Gordon Smith offers an antidote to our frenetic triumphalism. “We are not called to do everything,” he writes. “Worship, true worship, frees us from the need to be little messiahs, little heroes. Rather, we better discern how we are being called, for such a time as this, to be the people of God in our world.”
While for Smith the key to counteracting frenetic triumphalism is discernment in worship, for Rah it is lament in worship: “Missional spirituality requires the embracing of lament in order to offset an entrenched triumphalism and exceptionalism.” And further on: “Even as we strive to be missional, we may ignore the stories of suffering and oppression. We have a deficient theology that trumpets the triumphalistic successes of American Christianity while failing to hear the stories of suffering that often tell us more about who we are as a community. This deficiency is to our great loss as a Christian community.”
While Western Christians may have reasons enough to lament for themselves, Rah and others remind us that our practices of worship should draw us into the story of the global Christian community. Sometimes we need to lament with our brothers and sisters in Christ around the world because of their suffering. “Communal lament calls the ones living under the blessings of celebration to engage with those living under the pain of suffering.” In this vein, I have recently encouraged my congregation to be careful about over-personalizing and over-spiritualizing the psalms of lament and imprecation. Although cancer is certainly an enemy and although narcissistic bosses can absolutely be bloodthirsty men, these readings should not obscure the fact that there are those who fear for their lives in war-torn countries and who live under tyrant leaders. We must learn to read and sing and cry these psalms on behalf of and in solidarity with them as well.
Worship, true worship, frees us from the need to be little messiahs, little heroes.
The story of suffering is our story too. After all, is it not the pain of the cross and the suffering and passion of Jesus that is the centre of all these stories? Sheridan and Goheen see the shape of the cross in our lives of mission: “Christians believe in a God who entered our world, who came and suffered with and for us in the person of Jesus Christ. God is not detached from our pain and suffering, but enters into our suffering with us.”
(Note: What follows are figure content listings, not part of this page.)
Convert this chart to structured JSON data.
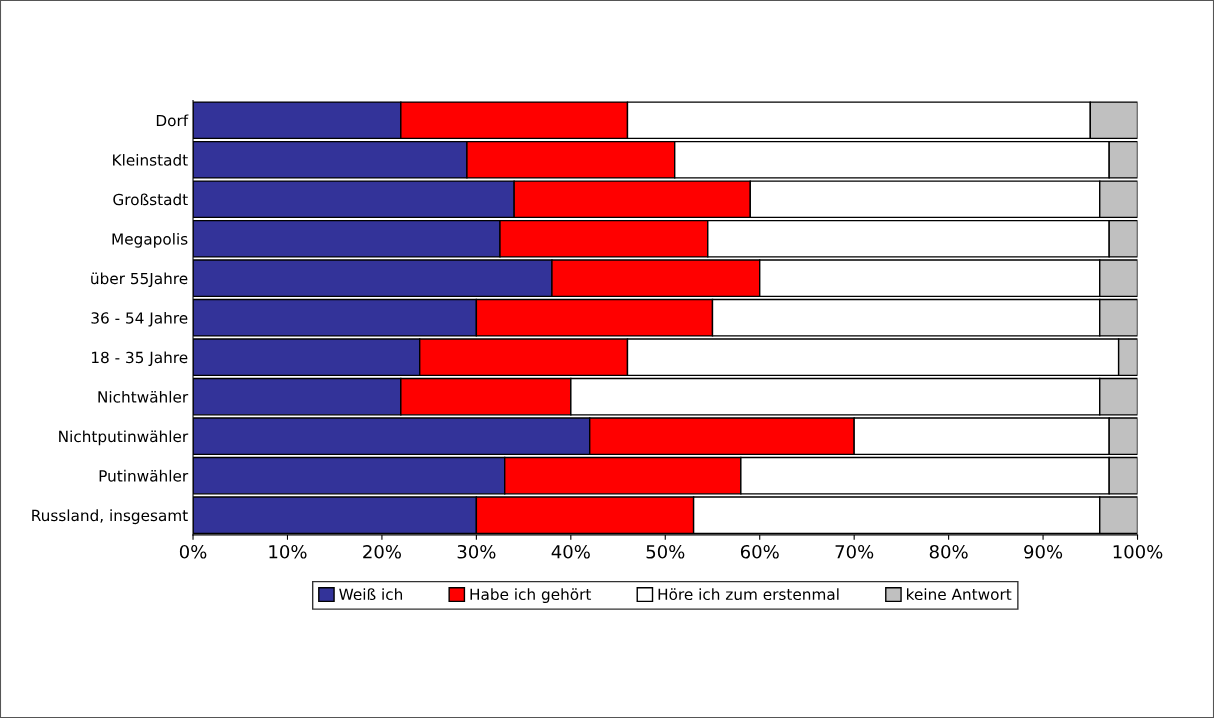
{
  "chart_data": {
    "type": "bar",
    "orientation": "horizontal",
    "stacked": true,
    "categories": [
      "Dorf",
      "Kleinstadt",
      "Großstadt",
      "Megapolis",
      "über 55Jahre",
      "36 - 54 Jahre",
      "18 - 35 Jahre",
      "Nichtwähler",
      "Nichtputinwähler",
      "Putinwähler",
      "Russland, insgesamt"
    ],
    "series": [
      {
        "name": "Weiß ich",
        "color": "#333399",
        "values": [
          22,
          29,
          34,
          32.5,
          38,
          30,
          24,
          22,
          42,
          33,
          30
        ]
      },
      {
        "name": "Habe ich gehört",
        "color": "#ff0000",
        "values": [
          24,
          22,
          25,
          22,
          22,
          25,
          22,
          18,
          28,
          25,
          23
        ]
      },
      {
        "name": "Höre ich zum erstenmal",
        "color": "#ffffff",
        "values": [
          49,
          46,
          37,
          42.5,
          36,
          41,
          52,
          56,
          27,
          39,
          43
        ]
      },
      {
        "name": "keine Antwort",
        "color": "#c0c0c0",
        "values": [
          5,
          3,
          4,
          3,
          4,
          4,
          2,
          4,
          3,
          3,
          4
        ]
      }
    ],
    "xlim": [
      0,
      100
    ],
    "xticks": [
      {
        "value": 0,
        "label": "0%"
      },
      {
        "value": 10,
        "label": "10%"
      },
      {
        "value": 20,
        "label": "20%"
      },
      {
        "value": 30,
        "label": "30%"
      },
      {
        "value": 40,
        "label": "40%"
      },
      {
        "value": 50,
        "label": "50%"
      },
      {
        "value": 60,
        "label": "60%"
      },
      {
        "value": 70,
        "label": "70%"
      },
      {
        "value": 80,
        "label": "80%"
      },
      {
        "value": 90,
        "label": "90%"
      },
      {
        "value": 100,
        "label": "100%"
      }
    ],
    "grid": false,
    "legend": "bottom"
  }
}
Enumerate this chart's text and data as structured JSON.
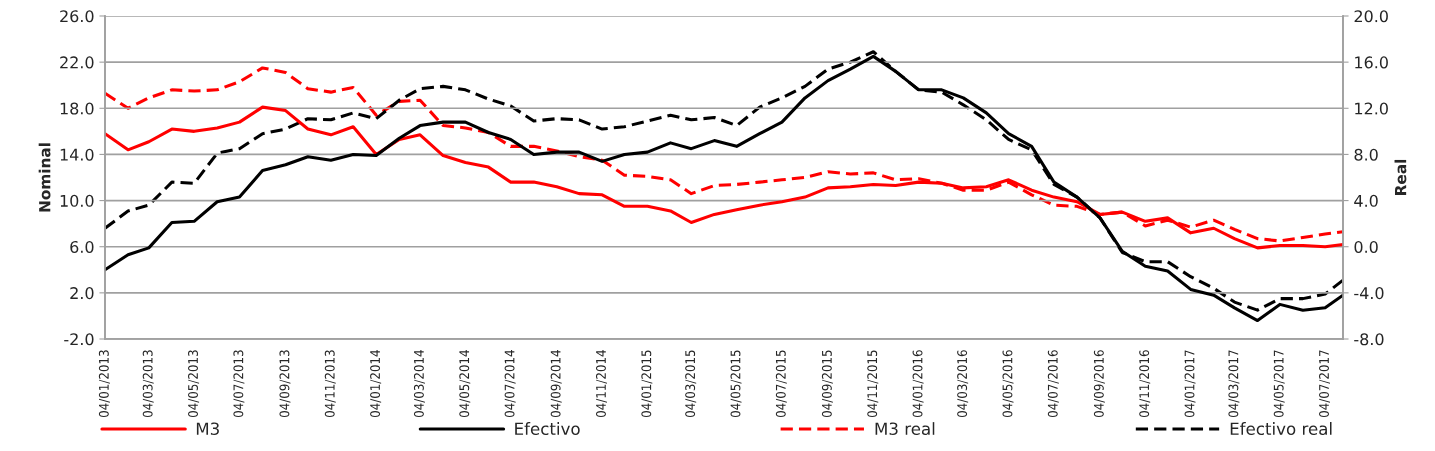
{
  "chart_data": {
    "type": "line",
    "ylabel": "Nominal",
    "y2label": "Real",
    "x": [
      "2013-01-04",
      "2013-02-04",
      "2013-03-04",
      "2013-04-04",
      "2013-05-04",
      "2013-06-04",
      "2013-07-04",
      "2013-08-04",
      "2013-09-04",
      "2013-10-04",
      "2013-11-04",
      "2013-12-04",
      "2014-01-04",
      "2014-02-04",
      "2014-03-04",
      "2014-04-04",
      "2014-05-04",
      "2014-06-04",
      "2014-07-04",
      "2014-08-04",
      "2014-09-04",
      "2014-10-04",
      "2014-11-04",
      "2014-12-04",
      "2015-01-04",
      "2015-02-04",
      "2015-03-04",
      "2015-04-04",
      "2015-05-04",
      "2015-06-04",
      "2015-07-04",
      "2015-08-04",
      "2015-09-04",
      "2015-10-04",
      "2015-11-04",
      "2015-12-04",
      "2016-01-04",
      "2016-02-04",
      "2016-03-04",
      "2016-04-04",
      "2016-05-04",
      "2016-06-04",
      "2016-07-04",
      "2016-08-04",
      "2016-09-04",
      "2016-10-04",
      "2016-11-04",
      "2016-12-04",
      "2017-01-04",
      "2017-02-04",
      "2017-03-04",
      "2017-04-04",
      "2017-05-04",
      "2017-06-04",
      "2017-07-04",
      "2017-07-28"
    ],
    "series": [
      {
        "name": "M3",
        "color": "#ff0000",
        "line_style": "solid",
        "values": [
          15.8,
          14.4,
          15.1,
          16.2,
          16.0,
          16.3,
          16.8,
          18.1,
          17.8,
          16.2,
          15.7,
          16.4,
          14.0,
          15.3,
          15.7,
          13.9,
          13.3,
          12.9,
          11.6,
          11.6,
          11.2,
          10.6,
          10.5,
          9.5,
          9.5,
          9.1,
          8.1,
          8.8,
          9.2,
          9.6,
          9.9,
          10.3,
          11.1,
          11.2,
          11.4,
          11.3,
          11.6,
          11.5,
          11.1,
          11.2,
          11.8,
          10.9,
          10.3,
          9.9,
          8.8,
          9.0,
          8.2,
          8.5,
          7.2,
          7.6,
          6.7,
          5.9,
          6.1,
          6.1,
          6.0,
          6.2
        ]
      },
      {
        "name": "Efectivo",
        "color": "#000000",
        "line_style": "solid",
        "values": [
          4.0,
          5.3,
          5.9,
          8.1,
          8.2,
          9.9,
          10.3,
          12.6,
          13.1,
          13.8,
          13.5,
          14.0,
          13.9,
          15.4,
          16.5,
          16.8,
          16.8,
          15.9,
          15.3,
          14.0,
          14.2,
          14.2,
          13.4,
          14.0,
          14.2,
          15.0,
          14.5,
          15.2,
          14.7,
          15.8,
          16.8,
          18.9,
          20.4,
          21.4,
          22.5,
          21.2,
          19.6,
          19.6,
          18.9,
          17.6,
          15.8,
          14.7,
          11.6,
          10.3,
          8.5,
          5.6,
          4.3,
          3.9,
          2.3,
          1.8,
          0.7,
          -0.4,
          1.0,
          0.5,
          0.7,
          1.8
        ]
      },
      {
        "name": "M3 real",
        "color": "#ff0000",
        "line_style": "dashed",
        "axis": "y2",
        "values": [
          13.3,
          12.0,
          12.9,
          13.6,
          13.5,
          13.6,
          14.3,
          15.5,
          15.1,
          13.7,
          13.4,
          13.8,
          11.4,
          12.6,
          12.7,
          10.5,
          10.3,
          9.9,
          8.7,
          8.7,
          8.3,
          7.8,
          7.5,
          6.2,
          6.1,
          5.8,
          4.6,
          5.3,
          5.4,
          5.6,
          5.8,
          6.0,
          6.5,
          6.3,
          6.4,
          5.8,
          5.9,
          5.5,
          4.9,
          4.9,
          5.6,
          4.5,
          3.6,
          3.5,
          2.8,
          3.0,
          1.8,
          2.3,
          1.7,
          2.3,
          1.5,
          0.7,
          0.5,
          0.8,
          1.1,
          1.3
        ]
      },
      {
        "name": "Efectivo real",
        "color": "#000000",
        "line_style": "dashed",
        "axis": "y2",
        "values": [
          1.6,
          3.1,
          3.6,
          5.6,
          5.5,
          8.1,
          8.5,
          9.8,
          10.2,
          11.1,
          11.0,
          11.6,
          11.1,
          12.7,
          13.7,
          13.9,
          13.6,
          12.8,
          12.2,
          10.9,
          11.1,
          11.0,
          10.2,
          10.4,
          10.9,
          11.4,
          11.0,
          11.2,
          10.5,
          12.1,
          12.9,
          13.9,
          15.4,
          16.0,
          16.9,
          15.2,
          13.6,
          13.4,
          12.3,
          11.0,
          9.3,
          8.4,
          5.4,
          4.3,
          2.5,
          -0.5,
          -1.3,
          -1.3,
          -2.6,
          -3.6,
          -4.8,
          -5.5,
          -4.5,
          -4.5,
          -4.1,
          -2.9
        ]
      }
    ],
    "xlim": [
      "2013-01-04",
      "2017-07-28"
    ],
    "xticks": [
      {
        "value": "2013-01-04",
        "label": "04/01/2013"
      },
      {
        "value": "2013-03-04",
        "label": "04/03/2013"
      },
      {
        "value": "2013-05-04",
        "label": "04/05/2013"
      },
      {
        "value": "2013-07-04",
        "label": "04/07/2013"
      },
      {
        "value": "2013-09-04",
        "label": "04/09/2013"
      },
      {
        "value": "2013-11-04",
        "label": "04/11/2013"
      },
      {
        "value": "2014-01-04",
        "label": "04/01/2014"
      },
      {
        "value": "2014-03-04",
        "label": "04/03/2014"
      },
      {
        "value": "2014-05-04",
        "label": "04/05/2014"
      },
      {
        "value": "2014-07-04",
        "label": "04/07/2014"
      },
      {
        "value": "2014-09-04",
        "label": "04/09/2014"
      },
      {
        "value": "2014-11-04",
        "label": "04/11/2014"
      },
      {
        "value": "2015-01-04",
        "label": "04/01/2015"
      },
      {
        "value": "2015-03-04",
        "label": "04/03/2015"
      },
      {
        "value": "2015-05-04",
        "label": "04/05/2015"
      },
      {
        "value": "2015-07-04",
        "label": "04/07/2015"
      },
      {
        "value": "2015-09-04",
        "label": "04/09/2015"
      },
      {
        "value": "2015-11-04",
        "label": "04/11/2015"
      },
      {
        "value": "2016-01-04",
        "label": "04/01/2016"
      },
      {
        "value": "2016-03-04",
        "label": "04/03/2016"
      },
      {
        "value": "2016-05-04",
        "label": "04/05/2016"
      },
      {
        "value": "2016-07-04",
        "label": "04/07/2016"
      },
      {
        "value": "2016-09-04",
        "label": "04/09/2016"
      },
      {
        "value": "2016-11-04",
        "label": "04/11/2016"
      },
      {
        "value": "2017-01-04",
        "label": "04/01/2017"
      },
      {
        "value": "2017-03-04",
        "label": "04/03/2017"
      },
      {
        "value": "2017-05-04",
        "label": "04/05/2017"
      },
      {
        "value": "2017-07-04",
        "label": "04/07/2017"
      }
    ],
    "ylim": [
      -2,
      26
    ],
    "yticks": [
      {
        "value": -2,
        "label": "-2.0"
      },
      {
        "value": 2,
        "label": "2.0"
      },
      {
        "value": 6,
        "label": "6.0"
      },
      {
        "value": 10,
        "label": "10.0"
      },
      {
        "value": 14,
        "label": "14.0"
      },
      {
        "value": 18,
        "label": "18.0"
      },
      {
        "value": 22,
        "label": "22.0"
      },
      {
        "value": 26,
        "label": "26.0"
      }
    ],
    "y2lim": [
      -8,
      20
    ],
    "y2ticks": [
      {
        "value": -8,
        "label": "-8.0"
      },
      {
        "value": -4,
        "label": "-4.0"
      },
      {
        "value": 0,
        "label": "0.0"
      },
      {
        "value": 4,
        "label": "4.0"
      },
      {
        "value": 8,
        "label": "8.0"
      },
      {
        "value": 12,
        "label": "12.0"
      },
      {
        "value": 16,
        "label": "16.0"
      },
      {
        "value": 20,
        "label": "20.0"
      }
    ],
    "grid": "y",
    "legend": "bottom"
  }
}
The missional living movement and the spiritual formation movement, when divorced from each other, only tell a part of the story, but together they bring us into the big story. Nathan Bierma, in his book Bringing Heaven Down to Earth, says that
to live every day in the hope of heaven is at least a six-step process. We must recognize the gap between what the world is and what it was created to be; lament that gap; realize that Christ’s cross served to close that gap in part for now and in full eventually; anticipate this by starting to close this gap ourselves; be frustrated by our inability to do so in any decisive way; and let this lead us to long for God to close the gap for good with the coming of heaven, the return of shalom on the new earth.
We need all of these feelings and efforts and recognitions to live deeply into the spiritual and missional life. This collection of essays is a collection of “yes, and.” Yes to the missional life, and the call to deep spiritual formation. Yes to rejoicing, and the call to lament. Yes to individual discernment, and the call to communal recognition and sensitivity. Yes to doing things one way, and the call to wonder about doing things another way.
There is no single way to live this spiritual and missional life. There are many ways and means, depending on the context. Rah references F.W. Dobbs-Allsopp, a commentator on the book of Lamentations whose reflections could be expanded to include the varied stories in this excellent collection of essays: “These very concrete and specific instances of suffering [and celebration . . . and mission and spiritual formation] have been intentionally gathered together, each strung, as it were, like individual pearls on a necklace . . . ensur[ing] that they mean [something] cumulatively as well as individually.”